Für die Wirtschaft des Landes erneuerte der Rostocker IHK-Präsident Klaus-Jürgen Strupp die Forderung nach mehr Verlässlichkeit. Es gelte, das vereinbarte industriepolitische Konzept konsequent umzusetzen, neue Investoren zu gewinnen, die Digitalisierung voranzutreiben und die Genehmigungsverfahren zu verkürzen. „Die regionale Wirtschaft braucht mehr Serviceorientierung in der Verwaltung“, mahnte Strupp.

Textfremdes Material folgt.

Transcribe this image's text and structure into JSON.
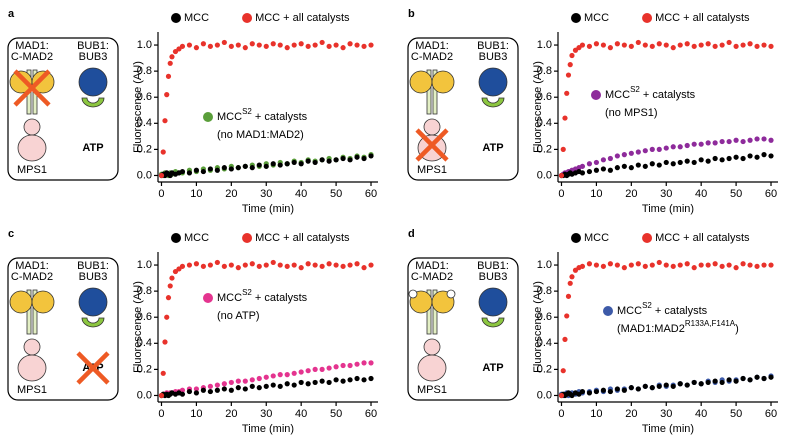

Der Landtag war Ende September 2021 neu gewählt worden, kurz darauf hatten sich die Wahlsiegerin SPD und die Linke auf die Bildung einer rot-roten Koalition verständigt. Jüngsten Umfragen zufolge büßte insbesondere die von Schwesig geführte SPD seither in der Wählergunst deutlich ein. Bei der Landtagswahl hatte die Partei mit 39,6 Prozent ein Spitzenergebnis erreicht, in einer Wählerbefragung Anfang 2024 kam sie noch auf 21 Prozent. Die Linke verlor leicht und rutschte von 9,9 auf 8 Prozent ab. Die AfD hingegen legte laut Umfragen in der Wählergunst kräftig zu und war im Januar mit 31 Prozent stärkste Kraft im Land.